Critique: Chromatic numbers

Today’s contribution is from Tássio Naia. It was recently presented at the 14th Latin American Theoretical Informatics Symposium. Click to enlarge!

"Chromatic number and oriented trees" poster

I’m pleased to have a poster than leans more towards the math side of research, because I don’t see a lot of contributions from that field!

For equations, careful typesetting matters. The alignment of the central symbols is well done here. 

The banding to emphasize the different equations also works. It seems the idea is to distinguish “Theorem,” “Conjecture,” and “Corollary.” I do wish the “Corollary” didn’t share a colour with a “Theorem” band (two above it). Presumably the idea was to prevent three rows of the same colour.

Tássio was nice enough to not only send the poster, but a little explanation of how it came to be.

There was little information about how the poster was going to be viewed (other than “it will be read on a screen”). Because of this, I did not worry about using a darker background color, or about using small margins.

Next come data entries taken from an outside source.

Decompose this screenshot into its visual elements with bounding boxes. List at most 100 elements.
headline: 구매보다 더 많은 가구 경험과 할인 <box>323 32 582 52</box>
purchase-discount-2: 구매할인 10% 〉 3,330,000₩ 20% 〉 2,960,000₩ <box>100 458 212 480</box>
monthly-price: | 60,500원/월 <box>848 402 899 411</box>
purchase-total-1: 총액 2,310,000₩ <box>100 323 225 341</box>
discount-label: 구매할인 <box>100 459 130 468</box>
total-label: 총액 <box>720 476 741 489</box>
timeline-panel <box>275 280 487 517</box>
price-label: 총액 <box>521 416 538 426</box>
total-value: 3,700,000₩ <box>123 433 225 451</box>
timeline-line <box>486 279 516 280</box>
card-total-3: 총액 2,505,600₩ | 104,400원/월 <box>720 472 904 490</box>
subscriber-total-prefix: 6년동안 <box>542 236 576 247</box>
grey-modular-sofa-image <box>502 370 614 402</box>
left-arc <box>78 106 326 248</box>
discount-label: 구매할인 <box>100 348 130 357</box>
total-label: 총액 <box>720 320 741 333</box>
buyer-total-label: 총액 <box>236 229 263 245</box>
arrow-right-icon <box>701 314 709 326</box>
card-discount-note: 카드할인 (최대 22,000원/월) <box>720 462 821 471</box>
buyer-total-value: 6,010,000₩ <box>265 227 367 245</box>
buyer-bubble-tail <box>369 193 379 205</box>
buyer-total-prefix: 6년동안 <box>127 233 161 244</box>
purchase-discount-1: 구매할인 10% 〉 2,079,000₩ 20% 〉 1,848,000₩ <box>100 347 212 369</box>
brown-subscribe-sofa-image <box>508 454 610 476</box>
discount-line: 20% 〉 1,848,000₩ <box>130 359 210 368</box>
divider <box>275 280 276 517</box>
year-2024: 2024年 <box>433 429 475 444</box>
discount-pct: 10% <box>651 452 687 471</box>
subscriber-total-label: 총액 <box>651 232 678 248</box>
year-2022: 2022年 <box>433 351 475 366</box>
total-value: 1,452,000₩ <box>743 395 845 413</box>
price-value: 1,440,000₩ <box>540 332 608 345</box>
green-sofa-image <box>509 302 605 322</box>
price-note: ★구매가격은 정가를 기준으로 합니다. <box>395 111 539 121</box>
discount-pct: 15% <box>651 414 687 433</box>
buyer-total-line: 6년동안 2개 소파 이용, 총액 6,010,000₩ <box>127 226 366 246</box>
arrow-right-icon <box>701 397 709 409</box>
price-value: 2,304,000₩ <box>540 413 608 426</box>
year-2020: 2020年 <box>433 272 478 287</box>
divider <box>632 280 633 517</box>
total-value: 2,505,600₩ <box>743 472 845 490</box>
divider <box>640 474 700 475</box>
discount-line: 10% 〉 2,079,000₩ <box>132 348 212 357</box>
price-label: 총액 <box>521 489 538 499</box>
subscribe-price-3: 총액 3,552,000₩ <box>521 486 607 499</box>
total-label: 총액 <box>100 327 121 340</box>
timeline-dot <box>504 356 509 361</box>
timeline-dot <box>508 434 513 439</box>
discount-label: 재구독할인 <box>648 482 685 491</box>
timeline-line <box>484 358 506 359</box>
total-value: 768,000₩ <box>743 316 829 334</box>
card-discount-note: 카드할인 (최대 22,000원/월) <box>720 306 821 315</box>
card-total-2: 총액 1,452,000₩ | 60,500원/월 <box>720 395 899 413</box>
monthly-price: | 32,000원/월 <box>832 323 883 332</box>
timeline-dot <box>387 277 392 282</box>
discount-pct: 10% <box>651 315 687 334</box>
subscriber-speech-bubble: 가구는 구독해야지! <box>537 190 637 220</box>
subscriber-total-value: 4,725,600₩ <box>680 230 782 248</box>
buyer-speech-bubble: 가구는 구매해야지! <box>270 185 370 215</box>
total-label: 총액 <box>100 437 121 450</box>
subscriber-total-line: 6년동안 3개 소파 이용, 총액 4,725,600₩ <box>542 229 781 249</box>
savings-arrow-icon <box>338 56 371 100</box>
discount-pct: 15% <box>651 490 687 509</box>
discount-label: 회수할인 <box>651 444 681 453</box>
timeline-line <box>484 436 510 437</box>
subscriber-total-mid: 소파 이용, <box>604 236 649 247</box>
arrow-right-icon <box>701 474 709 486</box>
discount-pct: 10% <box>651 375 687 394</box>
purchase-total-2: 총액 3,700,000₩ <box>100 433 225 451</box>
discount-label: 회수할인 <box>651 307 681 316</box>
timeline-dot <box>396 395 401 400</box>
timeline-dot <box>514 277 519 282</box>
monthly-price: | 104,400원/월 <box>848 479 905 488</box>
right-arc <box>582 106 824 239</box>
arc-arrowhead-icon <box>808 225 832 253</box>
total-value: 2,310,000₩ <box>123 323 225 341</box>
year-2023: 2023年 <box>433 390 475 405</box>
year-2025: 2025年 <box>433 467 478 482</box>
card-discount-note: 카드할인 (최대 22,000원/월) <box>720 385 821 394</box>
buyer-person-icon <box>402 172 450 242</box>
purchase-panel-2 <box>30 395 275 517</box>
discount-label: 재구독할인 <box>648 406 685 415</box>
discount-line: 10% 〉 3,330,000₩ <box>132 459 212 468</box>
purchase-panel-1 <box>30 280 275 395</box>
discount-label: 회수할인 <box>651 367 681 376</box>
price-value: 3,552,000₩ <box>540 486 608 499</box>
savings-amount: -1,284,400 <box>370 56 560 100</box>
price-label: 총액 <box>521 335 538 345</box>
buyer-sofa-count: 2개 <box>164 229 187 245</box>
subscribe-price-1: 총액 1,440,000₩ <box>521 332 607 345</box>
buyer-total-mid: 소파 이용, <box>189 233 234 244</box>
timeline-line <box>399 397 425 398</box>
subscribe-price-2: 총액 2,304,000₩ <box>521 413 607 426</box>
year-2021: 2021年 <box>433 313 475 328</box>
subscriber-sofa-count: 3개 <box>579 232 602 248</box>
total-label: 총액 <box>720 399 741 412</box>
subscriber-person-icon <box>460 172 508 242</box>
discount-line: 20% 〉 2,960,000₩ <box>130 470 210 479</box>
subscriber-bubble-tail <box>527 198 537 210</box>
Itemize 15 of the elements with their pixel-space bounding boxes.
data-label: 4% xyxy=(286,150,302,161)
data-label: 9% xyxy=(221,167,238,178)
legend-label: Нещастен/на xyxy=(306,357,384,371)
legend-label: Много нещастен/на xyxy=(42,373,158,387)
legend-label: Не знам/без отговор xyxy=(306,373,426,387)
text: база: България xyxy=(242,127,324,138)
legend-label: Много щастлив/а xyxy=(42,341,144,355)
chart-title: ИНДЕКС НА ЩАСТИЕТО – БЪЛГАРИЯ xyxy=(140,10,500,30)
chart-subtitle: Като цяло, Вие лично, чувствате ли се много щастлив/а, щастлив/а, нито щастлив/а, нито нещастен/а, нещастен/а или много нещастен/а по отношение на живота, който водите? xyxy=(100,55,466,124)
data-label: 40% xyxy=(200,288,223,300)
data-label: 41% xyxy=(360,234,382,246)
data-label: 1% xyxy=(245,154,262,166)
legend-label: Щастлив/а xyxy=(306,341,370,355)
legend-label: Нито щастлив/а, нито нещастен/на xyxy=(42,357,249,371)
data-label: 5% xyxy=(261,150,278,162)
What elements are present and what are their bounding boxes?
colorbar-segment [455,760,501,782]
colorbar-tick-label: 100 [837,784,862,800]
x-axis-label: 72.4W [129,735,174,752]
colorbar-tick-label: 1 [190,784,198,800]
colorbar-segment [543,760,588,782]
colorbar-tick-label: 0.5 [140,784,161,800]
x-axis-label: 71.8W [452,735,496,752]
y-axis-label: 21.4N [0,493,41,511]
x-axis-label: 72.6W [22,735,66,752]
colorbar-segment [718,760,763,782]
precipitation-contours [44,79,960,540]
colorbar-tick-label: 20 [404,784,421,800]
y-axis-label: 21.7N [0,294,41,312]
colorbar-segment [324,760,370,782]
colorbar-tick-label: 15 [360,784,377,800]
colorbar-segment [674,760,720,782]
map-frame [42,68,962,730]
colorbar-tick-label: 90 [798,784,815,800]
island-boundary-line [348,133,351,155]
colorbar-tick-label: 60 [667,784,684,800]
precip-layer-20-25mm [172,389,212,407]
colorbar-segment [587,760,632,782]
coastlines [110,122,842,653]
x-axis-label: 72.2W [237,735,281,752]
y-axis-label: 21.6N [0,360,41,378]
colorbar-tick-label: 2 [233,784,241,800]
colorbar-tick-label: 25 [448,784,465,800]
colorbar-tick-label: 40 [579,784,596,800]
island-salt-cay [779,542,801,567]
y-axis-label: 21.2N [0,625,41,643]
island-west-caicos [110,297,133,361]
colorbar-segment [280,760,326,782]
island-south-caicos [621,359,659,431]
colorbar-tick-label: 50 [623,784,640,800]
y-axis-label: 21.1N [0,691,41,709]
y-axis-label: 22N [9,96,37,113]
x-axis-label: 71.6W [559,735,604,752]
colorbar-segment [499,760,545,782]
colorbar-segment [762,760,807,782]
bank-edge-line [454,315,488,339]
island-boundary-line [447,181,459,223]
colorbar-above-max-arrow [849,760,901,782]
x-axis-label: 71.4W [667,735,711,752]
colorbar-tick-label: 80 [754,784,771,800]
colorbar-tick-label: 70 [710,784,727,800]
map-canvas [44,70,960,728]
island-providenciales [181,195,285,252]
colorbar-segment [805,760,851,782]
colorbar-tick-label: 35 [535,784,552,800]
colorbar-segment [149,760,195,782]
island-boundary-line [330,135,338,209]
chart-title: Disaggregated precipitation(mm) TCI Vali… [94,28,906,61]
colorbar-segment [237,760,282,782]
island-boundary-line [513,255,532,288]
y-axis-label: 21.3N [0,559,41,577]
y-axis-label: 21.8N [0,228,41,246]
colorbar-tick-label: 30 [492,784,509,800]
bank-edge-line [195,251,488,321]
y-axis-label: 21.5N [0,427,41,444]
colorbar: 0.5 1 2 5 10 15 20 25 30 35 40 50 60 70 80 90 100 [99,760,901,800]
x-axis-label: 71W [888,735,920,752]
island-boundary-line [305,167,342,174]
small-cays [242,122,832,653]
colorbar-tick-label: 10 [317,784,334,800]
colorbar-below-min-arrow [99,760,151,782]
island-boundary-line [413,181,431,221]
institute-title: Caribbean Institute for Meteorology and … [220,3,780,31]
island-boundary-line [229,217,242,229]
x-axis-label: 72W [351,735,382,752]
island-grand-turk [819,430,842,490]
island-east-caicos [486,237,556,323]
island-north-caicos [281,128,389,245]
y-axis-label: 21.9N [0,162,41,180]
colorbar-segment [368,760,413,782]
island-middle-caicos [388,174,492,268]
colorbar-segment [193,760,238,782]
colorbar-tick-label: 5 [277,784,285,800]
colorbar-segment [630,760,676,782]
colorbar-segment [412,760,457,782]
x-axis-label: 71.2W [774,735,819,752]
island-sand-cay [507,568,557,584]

I also considered that it would be easy to reach me even outside of poster presentation time-slots, since you can search for people by their name and open a chat window.

I went for very little text, even though that meant that statements were more on the symbol-heavy end of the spectrum (hopefully not too much).

For online posters, a portrait format works well because scrolling down is easier than scrolling sideways. Similarly, a single column works better than multiple columns because you don’t have to scroll back up to the top.

Because downward flow is expected, the arrows in the sidebar threw me.

Three sequential text blocks connected by upward pointing arrows
We expect arrows to lead us in a sequence, but both break the expected reading conventions. I think they would make much more sense if the arrowheads were on the other end of the arrow.

I like the feel of the main column being the formal presentation. The smaller lefthand column feels like marginalia. In particular, the slant on “maybe true” gives the side text an informal feeling I like. I would have been tempted to set the lefthand column in a good handwritten font to push that feeling a little farther.

Something that the image file here on the blog can’t show is the use of links in the poster. There is a link to the conference website, to references, and Tássio’s home page. Because there are clickable links, and the poster is viewed online, it’s not clear to me if there is any benefit to using a QR code in addition to a standard hyperlink to lead to references.

I would also like “References” to appear closer to the QR code so that it’s more obvious what the QR code is supposed to lead you to. The dot leader is meant to connect the two, but distance breaks the visual link between the two. There is an advantage of using dot leaders when you have lists with varying item widths. Maybe less useful for single items.

You can see more posters from this conference here.

More submissions from mathematicians would be most welcome!

1 comment:

Anonymous said...

Dear Zen,

Thank you for your insightful feedback on the poster!

Great point about the arrow (it completely escaped me). I also agree
that a handwritten font for the "marginalia" would have been nice
(except for the equations).


I can say why a Theorem and a Corollary are coloured differently: the
colour is supposed to emphasise the results which are new (my
contribution to the problem) - while also preventing consecutive
blocks of the same colour (in fact, I played with the ordering of
things until that was the case... and this wouldn't have happened, I
probably would have used darker lines to separate distinct
statements).

Best wishes, and keep up the great work!